Denn die Schichtleitung im Schnellimbiss war ob des Umfangs der Bestellung misstrauisch geworden und verständigte die Dorfener Polizei. Diese fand in der Umgebung des Lokals drei Jugendliche aus Dorfen im Alter zwischen 16 und 17 Jahren, die zugaben, sich einen Spaß erlaubt zu haben.
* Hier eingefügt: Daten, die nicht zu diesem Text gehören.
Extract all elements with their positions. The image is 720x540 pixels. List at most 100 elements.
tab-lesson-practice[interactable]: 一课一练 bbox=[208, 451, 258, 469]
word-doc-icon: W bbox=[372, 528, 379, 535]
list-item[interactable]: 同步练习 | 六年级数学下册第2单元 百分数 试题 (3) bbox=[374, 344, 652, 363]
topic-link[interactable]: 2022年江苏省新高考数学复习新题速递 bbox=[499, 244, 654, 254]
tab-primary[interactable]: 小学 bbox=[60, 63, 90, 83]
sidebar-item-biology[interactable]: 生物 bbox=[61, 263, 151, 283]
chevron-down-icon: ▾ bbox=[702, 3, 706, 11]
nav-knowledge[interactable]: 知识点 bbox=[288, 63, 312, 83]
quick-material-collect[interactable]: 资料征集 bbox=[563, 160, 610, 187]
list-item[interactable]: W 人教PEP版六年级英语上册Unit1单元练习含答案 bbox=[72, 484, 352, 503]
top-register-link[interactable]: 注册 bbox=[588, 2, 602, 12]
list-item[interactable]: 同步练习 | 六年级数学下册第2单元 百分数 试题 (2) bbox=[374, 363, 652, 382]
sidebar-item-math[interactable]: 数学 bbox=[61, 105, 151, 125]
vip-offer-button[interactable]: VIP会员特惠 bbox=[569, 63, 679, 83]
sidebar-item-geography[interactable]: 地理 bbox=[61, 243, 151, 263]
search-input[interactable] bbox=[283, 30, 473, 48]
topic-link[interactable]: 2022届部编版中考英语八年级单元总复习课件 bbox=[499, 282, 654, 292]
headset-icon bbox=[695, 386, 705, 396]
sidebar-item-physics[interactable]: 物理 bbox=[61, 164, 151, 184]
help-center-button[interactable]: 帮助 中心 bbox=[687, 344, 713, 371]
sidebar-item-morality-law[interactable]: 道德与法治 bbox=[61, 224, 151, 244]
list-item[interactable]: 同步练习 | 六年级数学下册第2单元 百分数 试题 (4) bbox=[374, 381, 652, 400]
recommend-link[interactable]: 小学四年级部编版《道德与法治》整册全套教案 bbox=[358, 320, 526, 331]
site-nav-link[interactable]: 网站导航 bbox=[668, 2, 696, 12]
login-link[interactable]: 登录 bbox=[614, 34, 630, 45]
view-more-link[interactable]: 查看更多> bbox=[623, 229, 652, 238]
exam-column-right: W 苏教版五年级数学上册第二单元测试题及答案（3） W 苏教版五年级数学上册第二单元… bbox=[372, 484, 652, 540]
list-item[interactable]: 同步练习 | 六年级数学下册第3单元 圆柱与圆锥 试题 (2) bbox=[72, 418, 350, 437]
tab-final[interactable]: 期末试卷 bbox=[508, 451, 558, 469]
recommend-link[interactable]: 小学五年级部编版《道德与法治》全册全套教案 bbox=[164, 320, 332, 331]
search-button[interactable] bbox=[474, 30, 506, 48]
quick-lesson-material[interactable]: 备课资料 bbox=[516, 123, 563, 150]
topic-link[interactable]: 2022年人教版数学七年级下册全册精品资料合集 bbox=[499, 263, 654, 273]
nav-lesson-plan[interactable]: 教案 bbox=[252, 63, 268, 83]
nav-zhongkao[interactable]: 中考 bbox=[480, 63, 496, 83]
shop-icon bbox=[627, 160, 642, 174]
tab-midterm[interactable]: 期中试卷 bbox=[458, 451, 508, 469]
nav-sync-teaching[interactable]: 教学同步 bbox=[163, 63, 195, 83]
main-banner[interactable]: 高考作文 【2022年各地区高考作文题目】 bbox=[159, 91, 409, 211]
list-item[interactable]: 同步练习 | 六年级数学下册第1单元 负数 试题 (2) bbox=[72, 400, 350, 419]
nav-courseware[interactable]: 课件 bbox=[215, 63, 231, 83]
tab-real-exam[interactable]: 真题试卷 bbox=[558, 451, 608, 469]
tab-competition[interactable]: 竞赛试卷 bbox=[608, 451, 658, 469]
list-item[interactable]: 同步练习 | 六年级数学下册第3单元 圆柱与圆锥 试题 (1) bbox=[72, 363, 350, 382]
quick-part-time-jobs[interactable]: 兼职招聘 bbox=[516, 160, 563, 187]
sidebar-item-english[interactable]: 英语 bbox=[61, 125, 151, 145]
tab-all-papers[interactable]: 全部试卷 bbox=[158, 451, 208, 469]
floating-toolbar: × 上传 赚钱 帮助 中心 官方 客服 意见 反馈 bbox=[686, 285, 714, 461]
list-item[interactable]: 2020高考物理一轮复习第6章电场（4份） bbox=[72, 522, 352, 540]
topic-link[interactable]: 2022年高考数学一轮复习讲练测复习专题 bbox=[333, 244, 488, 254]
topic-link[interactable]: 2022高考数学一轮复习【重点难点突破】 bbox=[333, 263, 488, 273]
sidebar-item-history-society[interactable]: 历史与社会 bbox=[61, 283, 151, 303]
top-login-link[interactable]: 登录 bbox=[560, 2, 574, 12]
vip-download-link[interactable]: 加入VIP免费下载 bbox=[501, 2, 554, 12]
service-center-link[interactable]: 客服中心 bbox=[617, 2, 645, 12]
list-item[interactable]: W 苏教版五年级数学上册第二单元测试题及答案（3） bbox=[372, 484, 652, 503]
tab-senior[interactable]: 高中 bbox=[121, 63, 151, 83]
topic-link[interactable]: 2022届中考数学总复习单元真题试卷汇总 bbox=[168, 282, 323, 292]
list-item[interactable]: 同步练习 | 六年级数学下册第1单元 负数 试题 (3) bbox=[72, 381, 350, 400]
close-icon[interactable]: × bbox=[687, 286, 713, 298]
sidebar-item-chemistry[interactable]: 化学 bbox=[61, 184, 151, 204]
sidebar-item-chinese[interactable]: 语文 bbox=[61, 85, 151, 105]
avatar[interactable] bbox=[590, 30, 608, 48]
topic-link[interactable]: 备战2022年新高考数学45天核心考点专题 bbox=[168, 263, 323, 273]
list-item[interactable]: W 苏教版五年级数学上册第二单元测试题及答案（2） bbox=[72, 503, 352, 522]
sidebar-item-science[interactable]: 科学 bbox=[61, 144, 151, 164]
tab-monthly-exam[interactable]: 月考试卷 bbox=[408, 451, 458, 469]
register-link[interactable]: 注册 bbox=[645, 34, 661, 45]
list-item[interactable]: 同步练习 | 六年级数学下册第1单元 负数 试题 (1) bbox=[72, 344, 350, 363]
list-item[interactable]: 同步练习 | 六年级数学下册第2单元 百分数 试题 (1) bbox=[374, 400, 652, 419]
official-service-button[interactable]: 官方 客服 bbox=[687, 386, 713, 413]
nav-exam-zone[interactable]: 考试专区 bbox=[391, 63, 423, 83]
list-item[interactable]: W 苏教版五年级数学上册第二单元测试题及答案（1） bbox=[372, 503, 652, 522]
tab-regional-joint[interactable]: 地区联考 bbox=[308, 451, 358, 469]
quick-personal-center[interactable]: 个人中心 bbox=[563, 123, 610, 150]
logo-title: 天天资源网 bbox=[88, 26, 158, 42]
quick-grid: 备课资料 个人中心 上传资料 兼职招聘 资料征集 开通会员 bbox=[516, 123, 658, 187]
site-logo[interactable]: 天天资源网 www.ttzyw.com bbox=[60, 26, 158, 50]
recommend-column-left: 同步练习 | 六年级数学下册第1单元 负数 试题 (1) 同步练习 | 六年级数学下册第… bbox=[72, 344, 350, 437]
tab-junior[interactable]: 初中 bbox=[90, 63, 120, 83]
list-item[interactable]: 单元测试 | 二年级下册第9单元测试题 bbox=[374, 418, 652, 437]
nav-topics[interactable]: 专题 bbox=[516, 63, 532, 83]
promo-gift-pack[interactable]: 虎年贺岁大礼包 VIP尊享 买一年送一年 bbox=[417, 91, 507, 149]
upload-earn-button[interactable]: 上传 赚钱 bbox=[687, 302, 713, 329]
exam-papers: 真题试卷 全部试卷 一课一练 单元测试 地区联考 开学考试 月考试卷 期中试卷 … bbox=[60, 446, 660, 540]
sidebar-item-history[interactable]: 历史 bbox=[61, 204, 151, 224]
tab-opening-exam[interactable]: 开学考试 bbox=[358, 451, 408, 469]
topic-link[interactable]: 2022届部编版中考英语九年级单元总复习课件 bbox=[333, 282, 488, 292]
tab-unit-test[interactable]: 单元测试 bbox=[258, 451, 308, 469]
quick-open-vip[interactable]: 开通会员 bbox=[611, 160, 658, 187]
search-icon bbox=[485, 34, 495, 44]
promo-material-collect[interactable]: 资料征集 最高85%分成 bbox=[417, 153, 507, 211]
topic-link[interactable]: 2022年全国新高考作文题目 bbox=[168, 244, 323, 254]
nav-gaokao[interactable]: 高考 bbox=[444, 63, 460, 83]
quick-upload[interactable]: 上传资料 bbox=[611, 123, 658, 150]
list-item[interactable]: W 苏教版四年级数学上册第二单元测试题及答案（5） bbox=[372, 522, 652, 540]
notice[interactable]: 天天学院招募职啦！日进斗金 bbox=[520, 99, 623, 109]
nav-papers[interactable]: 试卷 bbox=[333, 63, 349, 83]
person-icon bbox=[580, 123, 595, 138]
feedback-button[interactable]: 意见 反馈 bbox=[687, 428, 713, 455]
Folgen für die Burgerproduktion hatte dieser zwar nicht, die Bestellung wurde nicht in der Küche in Bearbeitung gegeben, was für die drei jungen Männer laut Polizei ein Glück war: Denn so entstand kein Schaden.
Etwas Mehraufwand hätten sie aber schon verursacht, schreibt die Polizei weiter, da der Auftrag sich im System nicht einfach stornieren ließ. Die drei Jugendlichen wurden auf die Folgen ihres Verhaltens und auf mögliche anfallende Kosten hingewiesen. Die Leitung des Schnellimbisses behält sich laut Polizei außerdem zivilrechtliche Ansprüche gegen die Scherzbolde vor.